Doing the job of your pancreas is not easy, and it requires a lot of thought, planning, and record keeping. Obviously that’s going to have an impact on your mental health. From the time I wake up in the morning, I’m already thinking “Where will my blood sugar be two hours after breakfast? Do I have enough food packed to treat lows today? Do I have enough insulin to last until I get home? Should I change my site? Do I need any prescription refills? (horror of horrors. I’ll get to that later.)”
This is just a short list of the thoughts that run through my head every day. It doesn’t often occur to me how much energy I spend thinking about and managing my diabetes, but when it does, it hits me like a ton of bricks. I sometimes wonder how much simpler my life would be without it. The best examples of this are definitely eating out and changing my site. I’ve had a lot of problems with site failure in the past, and I worry a lot every time I change it. I won’t change it before bed, before work, or before leaving the house for the day, so that if I do have a site failure, I can manage it better. But my worries result in me not changing my site as often as I probably should…
Eating out is an extremely stressful experience for me- I never know how well I’ve counted carbs (so I usually just get salad, regardless of what I’d actually like to be eating) and, unavoidably, my blood sugars go high and stay high for about 10 hours. If the meal I eat out is dinner, this means my Dexcom will wake me up every 2 hours while I sleep so I can give more insulin. This results in a grumpy, dehydrated, and sleep-deprived Kristen the next morning.
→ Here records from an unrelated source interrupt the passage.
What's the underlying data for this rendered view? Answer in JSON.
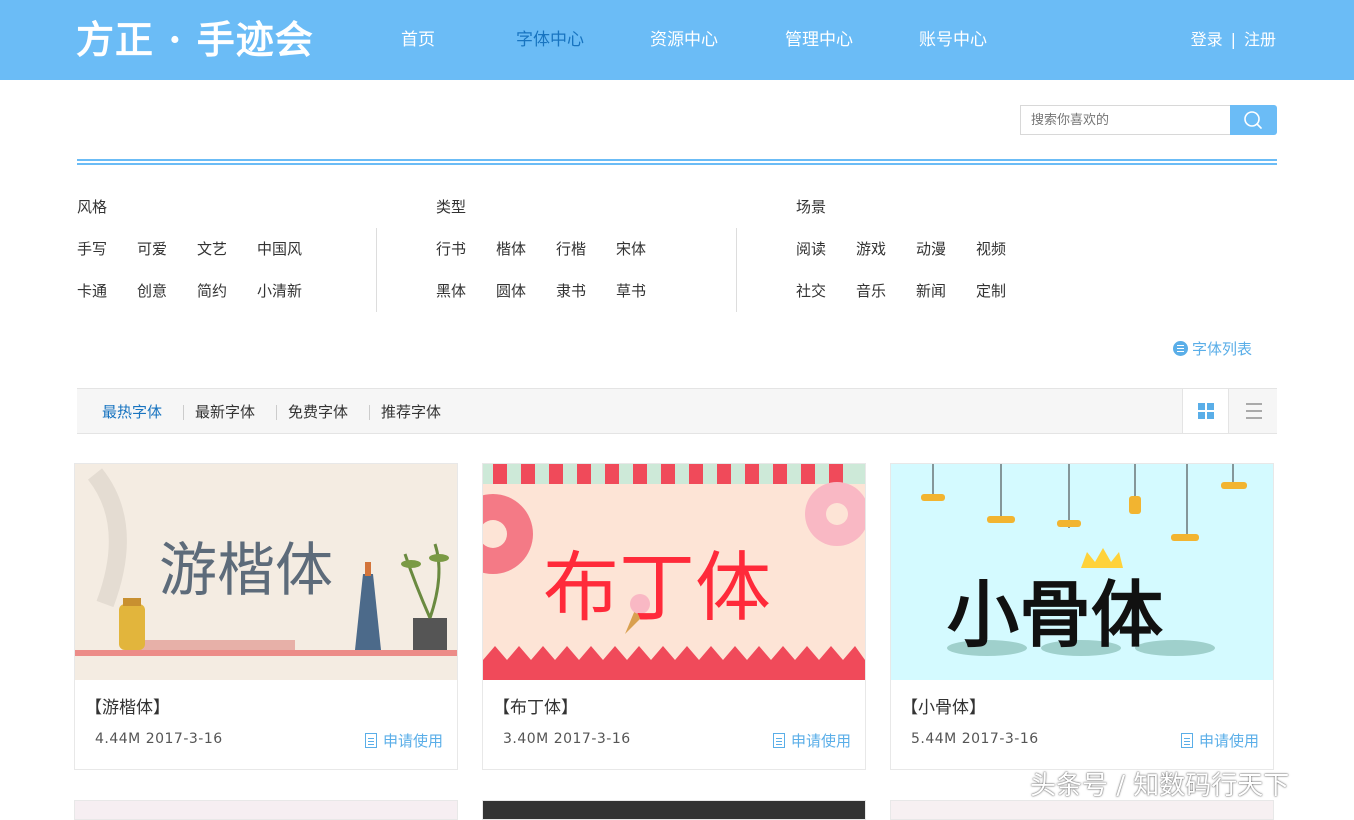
{
  "header": {
    "logo": "方正 · 手迹会",
    "nav": [
      {
        "label": "首页"
      },
      {
        "label": "字体中心"
      },
      {
        "label": "资源中心"
      },
      {
        "label": "管理中心"
      },
      {
        "label": "账号中心"
      }
    ],
    "active_nav": "字体中心",
    "login": "登录",
    "separator": "|",
    "register": "注册"
  },
  "search": {
    "placeholder": "搜索你喜欢的",
    "icon": "search-icon"
  },
  "filters": {
    "style": {
      "title": "风格",
      "row1": [
        "手写",
        "可爱",
        "文艺",
        "中国风"
      ],
      "row2": [
        "卡通",
        "创意",
        "简约",
        "小清新"
      ]
    },
    "type": {
      "title": "类型",
      "row1": [
        "行书",
        "楷体",
        "行楷",
        "宋体"
      ],
      "row2": [
        "黑体",
        "圆体",
        "隶书",
        "草书"
      ]
    },
    "scene": {
      "title": "场景",
      "row1": [
        "阅读",
        "游戏",
        "动漫",
        "视频"
      ],
      "row2": [
        "社交",
        "音乐",
        "新闻",
        "定制"
      ]
    }
  },
  "font_list_link": "字体列表",
  "tabs": [
    {
      "label": "最热字体"
    },
    {
      "label": "最新字体"
    },
    {
      "label": "免费字体"
    },
    {
      "label": "推荐字体"
    }
  ],
  "active_tab": "最热字体",
  "cards": [
    {
      "title": "【游楷体】",
      "meta": "4.44M 2017-3-16",
      "apply": "申请使用",
      "preview_text": "游楷体"
    },
    {
      "title": "【布丁体】",
      "meta": "3.40M 2017-3-16",
      "apply": "申请使用",
      "preview_text": "布丁体"
    },
    {
      "title": "【小骨体】",
      "meta": "5.44M 2017-3-16",
      "apply": "申请使用",
      "preview_text": "小骨体"
    }
  ],
  "watermark": "头条号 / 知数码行天下",
  "colors": {
    "brand": "#6bbcf6",
    "active": "#1874c0",
    "link": "#5aaee8"
  }
}
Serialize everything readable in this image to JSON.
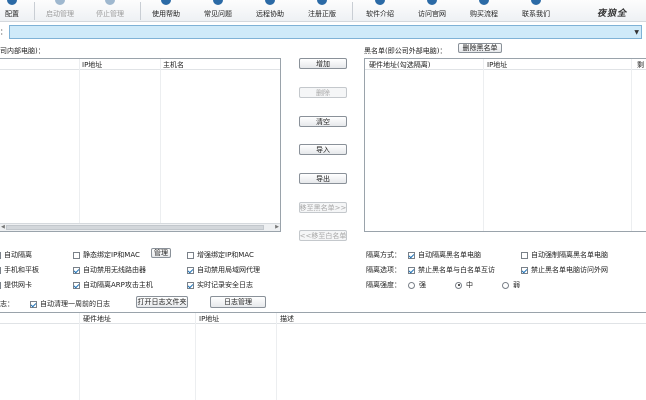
{
  "toolbar": {
    "items": [
      {
        "label": "配置",
        "state": "enabled"
      },
      {
        "label": "启动管理",
        "state": "disabled"
      },
      {
        "label": "停止管理",
        "state": "disabled"
      },
      {
        "label": "使用帮助",
        "state": "enabled"
      },
      {
        "label": "常见问题",
        "state": "enabled"
      },
      {
        "label": "远程协助",
        "state": "enabled"
      },
      {
        "label": "注册正版",
        "state": "enabled"
      },
      {
        "label": "软件介绍",
        "state": "enabled"
      },
      {
        "label": "访问官网",
        "state": "enabled"
      },
      {
        "label": "购买流程",
        "state": "enabled"
      },
      {
        "label": "联系我们",
        "state": "enabled"
      }
    ],
    "logo_text": "夜狼全",
    "icon_color": "#2b6aa6"
  },
  "filter": {
    "label": "：",
    "value": ""
  },
  "internal": {
    "caption": "司内部电脑)：",
    "columns": [
      "IP地址",
      "主机名"
    ]
  },
  "blacklist": {
    "caption": "黑名单(即公司外部电脑)：",
    "delete_button": "删除黑名单",
    "columns": [
      "硬件地址(勾选隔离)",
      "IP地址",
      "剩"
    ]
  },
  "middle_buttons": {
    "add": "增加",
    "delete": "删除",
    "clear": "清空",
    "import": "导入",
    "export": "导出",
    "move_to_black": "移至黑名单>>",
    "move_to_white": "<<移至白名单"
  },
  "left_options": {
    "auto_isolate": {
      "label": "自动隔离",
      "checked": false
    },
    "static_bind": {
      "label": "静态绑定IP和MAC",
      "checked": false
    },
    "manage_button": "管理",
    "enhanced_bind": {
      "label": "增强绑定IP和MAC",
      "checked": false
    },
    "phone_tablet": {
      "label": "手机和平板",
      "checked": false
    },
    "disable_wireless_router": {
      "label": "自动禁用无线路由器",
      "checked": true
    },
    "disable_lan_proxy": {
      "label": "自动禁用局域网代理",
      "checked": true
    },
    "multi_nic": {
      "label": "提供网卡",
      "checked": false
    },
    "isolate_arp": {
      "label": "自动隔离ARP攻击主机",
      "checked": true
    },
    "realtime_log": {
      "label": "实时记录安全日志",
      "checked": true
    }
  },
  "right_options": {
    "isolation_mode_label": "隔离方式：",
    "auto_isolate_black": {
      "label": "自动隔离黑名单电脑",
      "checked": true
    },
    "force_isolate_black": {
      "label": "自动强制隔离黑名单电脑",
      "checked": false
    },
    "isolation_options_label": "隔离选项：",
    "forbid_black_white": {
      "label": "禁止黑名单与白名单互访",
      "checked": true
    },
    "forbid_black_external": {
      "label": "禁止黑名单电脑访问外网",
      "checked": true
    },
    "strength_label": "隔离强度：",
    "strength": {
      "options": [
        "强",
        "中",
        "弱"
      ],
      "selected": "中"
    }
  },
  "log": {
    "caption": "志：",
    "auto_clear": {
      "label": "自动清理一周前的日志",
      "checked": true
    },
    "open_folder_button": "打开日志文件夹",
    "manage_button": "日志管理",
    "columns": [
      "硬件地址",
      "IP地址",
      "描述"
    ]
  }
}
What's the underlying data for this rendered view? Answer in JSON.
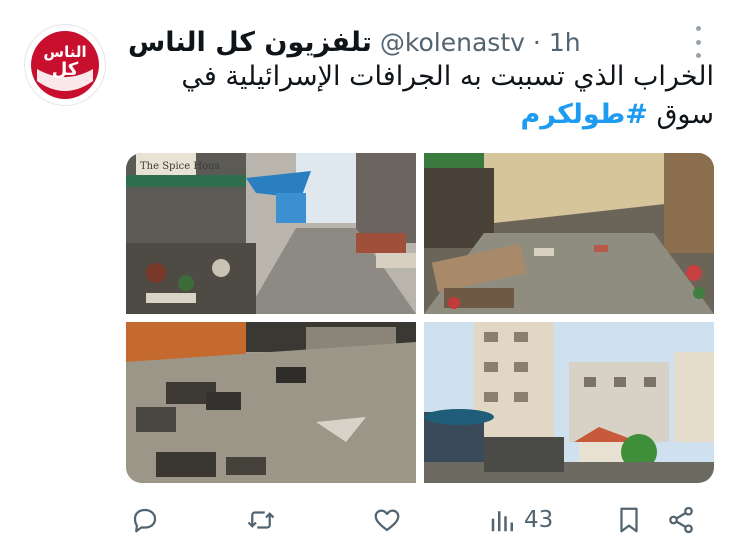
{
  "tweet": {
    "display_name": "تلفزيون كل الناس",
    "handle": "@kolenastv",
    "separator": "·",
    "time": "1h",
    "text_line1": "الخراب الذي تسببت به الجرافات الإسرائيلية في",
    "text_line2_prefix": "سوق ",
    "hashtag": "#طولكرم",
    "avatar_text_top": "الناس",
    "avatar_text_bottom": "كل",
    "photo1_sign": "The Spice Hous",
    "views": "43"
  },
  "icons": {
    "more": "more-options-icon",
    "reply": "reply-icon",
    "retweet": "retweet-icon",
    "like": "like-icon",
    "views": "views-icon",
    "bookmark": "bookmark-icon",
    "share": "share-icon"
  },
  "colors": {
    "accent": "#1d9bf0",
    "muted": "#536471",
    "avatar_red": "#c8102e"
  }
}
As a result, I avoid eating out if I have somewhere to be the next morning- or if I just want to sleep through the night.
But the most detrimental thing to my mental health? Refilling prescriptions. My insurance mandates that I use a mail order pharmacy-which shall remain nameless because I have nothing good to say about them. They don’t communicate- if there’s a problem with your prescription/order/payment, they won’t let you know. I’ve spent weeks waiting for prescriptions that never arrive, only to call and find out that the order was never processed. I’ve also dealt with charges for nonexistent orders, been shipped the wrong supplies, and interacted with rude and incompetent customer service reps. I have been reduced to tears on a number of occasions after calling this pharmacy, and frequently state that dealing with them is THE worst part of having diabetes.
There are some bright spots though, like Tandem’s AMAZING customer service department, not being afraid of/dreading endo visits, and good blood sugar days. Those days- when you know your hard work has paid off- are huge self-confidence boosters.
So yeah, diabetes is a huge downer a lot of the time, but the good moments have the power to turn your whole day around.